Taken together, these elements point to serious risks that need addressing when launching and implementing the forthcoming EDPs. Hopefully, they also suggest possible responses.

It stands to reason that, if EDPs are opened at about the same time as MTFSPs are endorsed by the Council, the prescribed fiscal adjustment path should be the same, at least as long as the periods covered by the two procedures coincide.

It is not sure, however, that adjustment paths will be fully in line with the debt-sustainability requirements of the new preventive arm.

The principle of the primacy of the EDP over the preventive arm suggests that the adjustment in the MTFSPs would have to be aligned to that prescribed in the EDP. This conclusion is confirmed by a provision in the new preventive arm requiring that the trajectories that should serve as a reference for the MTFSP show “consistency with the corrective path” in the applicable decisions under the EDP (Regulation 1263/2024, Article 6(d)). In turn, for deficit-based EDPs, the reformed EDP regulation specifies only a “minimum annual structural adjustment of at least 0,5 percent of GDP as a benchmark” [sic] (Regulation 1264/2024, Article 3(4)).

Moreover, for 2025-2027, the regulation contains an ad-hoc provision allowing a downward departure from the 0.5 percent of GDP benchmark adjustment7. The reading of the provisions is complicated further by the fact that the 0.5 percent of GDP benchmark adjustment is defined in terms of total structural balance, while the individual adjustment path prescribed to the countries by the EDP and the MTFSPs should be in terms of net expenditure, that is, approximatively, in terms of structural primary balance.

Bearing also in mind the wide discretion enjoyed by the Commission and the Council in setting the individual adjustment path under the EDP, there is reason to be concerned that that the adjustment paths in the forthcoming EDPs will focus on the deficit target of 3 percent of GDP, while falling short of the adjustment required, on an annual basis, to satisfy the debt sustainability requirements of the new preventive arm.

This would paradoxically result in more favourable treatment of the countries subject to an EDP, relative to countries that have already brought their deficits below 3 percent of GDP. Nor would demanding that the countries make up for the gap relative to the debt sustainability requirements after they have brought their deficits below 3 percent of GDP be a satisfactory solution, because of the obvious questions of credibility it would raise.

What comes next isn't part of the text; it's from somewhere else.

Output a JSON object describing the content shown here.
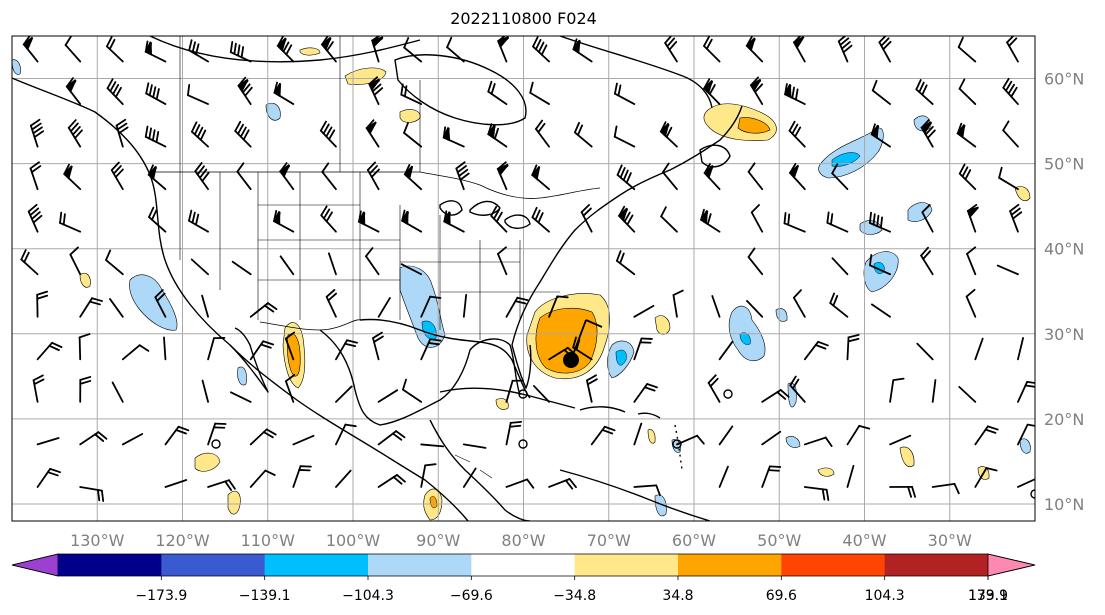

The logical way to address this risk, from both the economic and legal points of view, would be to clarify that the minimum benchmark adjustment under a deficit-based EDP (including the temporary exception for 2025-2027) should not be interpreted as allowing for individual adjustment paths inconsistent with the debt-sustainability requirements of the preventive arm.

The consistency in principle between individual adjustment paths under the EDP and in MTFSPs set out at start of the process does not mean that inconsistencies might not arise, for two reasons.

First, the narrow focus of the deficit-based EDP on bringing down the deficit to 3 percent of GDP introduces a ‘nominal bias’ in the working of the procedure: a government that is on its way toward the nominal target of 3 percent of GDP does not have to face demands for budgetary correction, irrespective of whether or not it has delivered on the prescribed structural adjustment included initially in the MTFSP. Specifically, as long as a country achieves its nominal deficit targets, escalation of the EDP – potentially leading to sanctions – is not an option8.

It is therefore not difficult to imagine a scenario in which a country complies with the EDP recommendation – or, more precisely, it cannot be penalised for departing from it – while deviating from the adjustment path, for example, through recourse to temporary measures, or thanks to windfall revenues.

This may be less of a problem than it seems, at least as long as it does not lead to the country exiting the EDP (see Risk 3). If the EDP covers several years, which is bound to be the case for countries starting from high deficits, it is anyway not very likely that a country will hit nominal deficit targets year after year without a corresponding structural adjustment.

A more serious reason why the initial structural adjustment may fall by the wayside is existence of another bias in implementation of the procedure, as distinct from its design. This is a ‘no-escalation bias’, referring to the reluctance of the Commission and the Council to escalate the EDP even when a country deviates from the structural and the nominal adjustment path.

Instead, the practice has been to issue a revised EDP recommendation with an extended deadline. While the adoption of a single indicator should make it easier to determine whether the adjustment has been delivered or not, incentives to fudge would persist, especially given the heavy penalties, both direct and indirect, that could accompany the escalation of an EDP (Box 2).

Since the no-escalation bias essentially reflects a tendency to depart from what the rules would prescribe when this would lead to politically awkward consequences, it is hard to tackle the problem by looking only at the rules and suggesting a different interpretation.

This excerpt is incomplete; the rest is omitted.